自分が使った花材事典:くろもじ

2018年11月1日

くろもじは、とっくにアップしたものと思っていました。多分、あおもじをアップしたら、くろもじもアップした気になっていたのでしょう。


しなやかな枝つきです。

くろもじがお稽古場に出ると、「楊枝にする木なんですよ」と説明されるのは、「お花の稽古場あるある」だったりします。
くろもじは、こういう楊枝になる木なんです。

この手の楊枝は、かすかにサンショウみたいな香りがして、それがクロモジの香りです。
井上靖の「しろばんば」か何かに、「雑木林の中で、料理屋みたいなにおいがして、クロモジの木だな、って思うシーン」があったので、多分、木肌をこすったくらいでも香るんでしょう。

クロモジは、黒いからクロモジなのだと思います。

あおもじを使ったすぐ後にクロモジを手に取ると、なんだか「シミが出て黒くなっちゃったあおもじ」みたいに見えることがありますが、クロモジの黒は地黒なので、傷んでいるわけではありません。
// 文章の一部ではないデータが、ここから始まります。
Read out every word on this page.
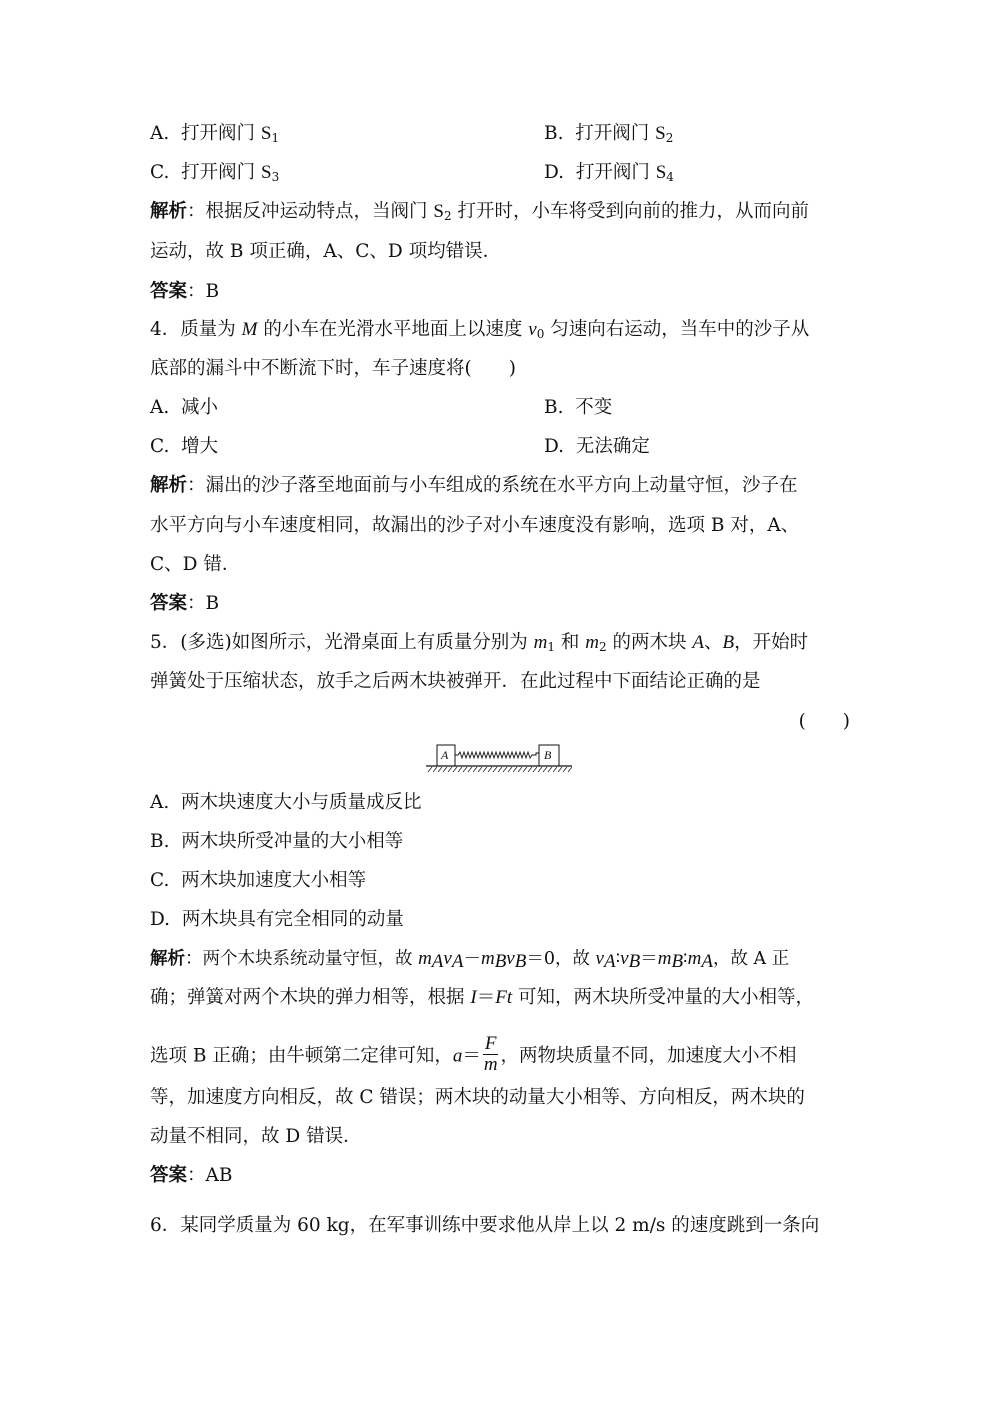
A. 打开阀门 $S_1$	B. 打开阀门 $S_2$
C. 打开阀门 $S_3$	D. 打开阀门 $S_4$
解析：根据反冲运动特点，当阀门 $S_2$ 打开时，小车将受到向前的推力，从而向前
运动，故 B 项正确，A、C、D 项均错误．
答案：B
4．质量为 M 的小车在光滑水平地面上以速度 $v_0$ 匀速向右运动，当车中的沙子从
底部的漏斗中不断流下时，车子速度将(　　)
A. 减小	B. 不变
C. 增大	D. 无法确定
解析：漏出的沙子落至地面前与小车组成的系统在水平方向上动量守恒，沙子在
水平方向与小车速度相同，故漏出的沙子对小车速度没有影响，选项 B 对，A、
C、D 错．
答案：B
5．(多选)如图所示，光滑桌面上有质量分别为 $m_1$ 和 $m_2$ 的两木块 A、B，开始时
弹簧处于压缩状态，放手之后两木块被弹开．在此过程中下面结论正确的是
(　　)
A	B
A. 两木块速度大小与质量成反比
B. 两木块所受冲量的大小相等
C. 两木块加速度大小相等
D. 两木块具有完全相同的动量
解析：两个木块系统动量守恒，故 $m_Av_A-m_Bv_B=0$，故 $v_A∶v_B=m_B∶m_A$，故 A 正
确；弹簧对两个木块的弹力相等，根据 I＝Ft 可知，两木块所受冲量的大小相等，
选项 B 正确；由牛顿第二定律可知，$a= \frac{F}{m}$ ，两物块质量不同，加速度大小不相
等，加速度方向相反，故 C 错误；两木块的动量大小相等、方向相反，两木块的
动量不相同，故 D 错误．
答案：AB
6．某同学质量为 60 kg，在军事训练中要求他从岸上以 2 m/s 的速度跳到一条向
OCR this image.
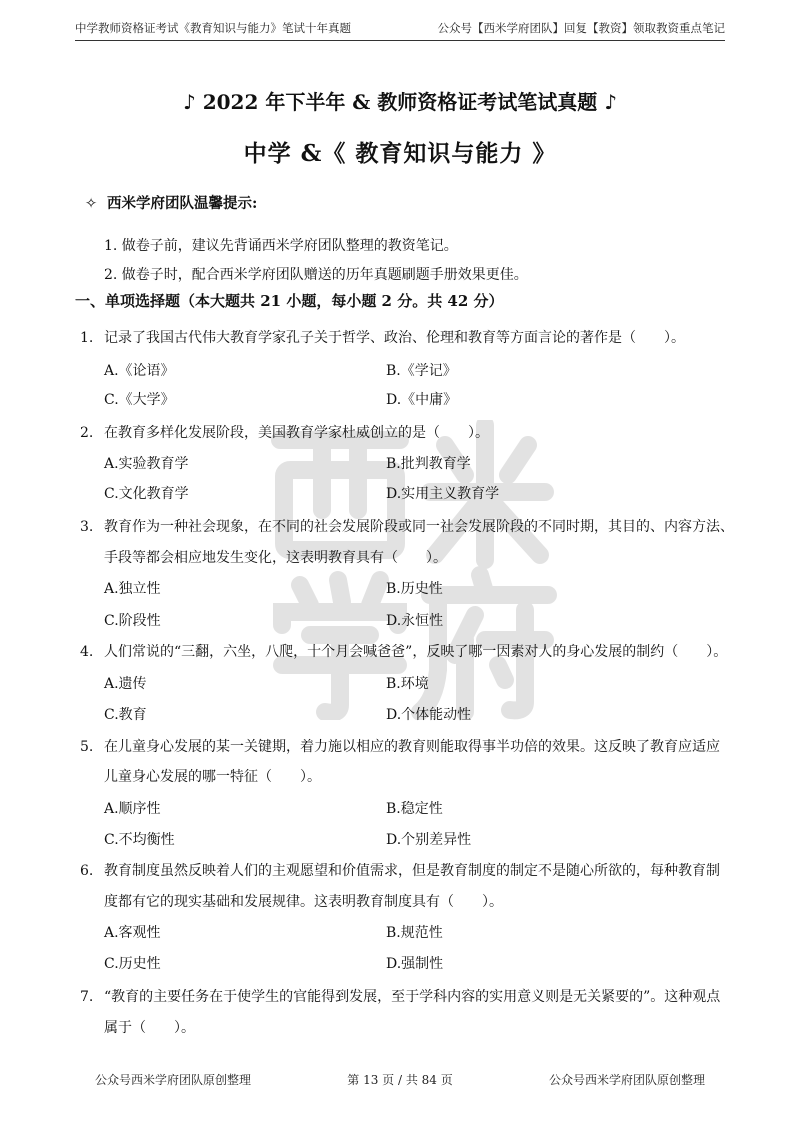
中学教师资格证考试《教育知识与能力》笔试十年真题	公众号【西米学府团队】回复【教资】领取教资重点笔记
♪ 2022 年下半年 & 教师资格证考试笔试真题 ♪
中学 &《 教育知识与能力 》
✧ 西米学府团队温馨提示:
1. 做卷子前，建议先背诵西米学府团队整理的教资笔记。
2. 做卷子时，配合西米学府团队赠送的历年真题刷题手册效果更佳。
一、单项选择题（本大题共 21 小题，每小题 2 分。共 42 分）
1. 记录了我国古代伟大教育学家孔子关于哲学、政治、伦理和教育等方面言论的著作是（　　）。
A.《论语》	B.《学记》
C.《大学》	D.《中庸》
2. 在教育多样化发展阶段，美国教育学家杜威创立的是（　　）。
A.实验教育学	B.批判教育学
C.文化教育学	D.实用主义教育学
3. 教育作为一种社会现象，在不同的社会发展阶段或同一社会发展阶段的不同时期，其目的、内容方法、
手段等都会相应地发生变化，这表明教育具有（　　）。
A.独立性	B.历史性
C.阶段性	D.永恒性
4. 人们常说的“三翻，六坐，八爬，十个月会喊爸爸”，反映了哪一因素对人的身心发展的制约（　　）。
A.遗传	B.环境
C.教育	D.个体能动性
5. 在儿童身心发展的某一关键期，着力施以相应的教育则能取得事半功倍的效果。这反映了教育应适应
儿童身心发展的哪一特征（　　）。
A.顺序性	B.稳定性
C.不均衡性	D.个别差异性
6. 教育制度虽然反映着人们的主观愿望和价值需求，但是教育制度的制定不是随心所欲的，每种教育制
度都有它的现实基础和发展规律。这表明教育制度具有（　　）。
A.客观性	B.规范性
C.历史性	D.强制性
7. “教育的主要任务在于使学生的官能得到发展，至于学科内容的实用意义则是无关紧要的”。这种观点
属于（　　）。
公众号西米学府团队原创整理	第 13 页 / 共 84 页	公众号西米学府团队原创整理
あおもじとクロモジは、木肌の色だけが違う、と思い込んでいる人がいますが、よく見れば、花の付き方や横枝の出方が全然違います。
これは最近知ったのですが、クロモジとあおもじは、「親戚」には違いないけど、結構遠い親戚なのだそうです。なので、たとえば「ヒバ」と「クジャクヒバ」くらいの違いだろうと思うのは、大間違いなのだそうですよ。

上の画像までは、手に入れた当日の画像です。当日の段階では、まだ花は一つも開いていません。
花が開き始めたのは、家に持って帰ってから、5日後でした。

クロモジの花は、あおもじほどモコモコには付いていませんので、満開になってもあっさりしたものです。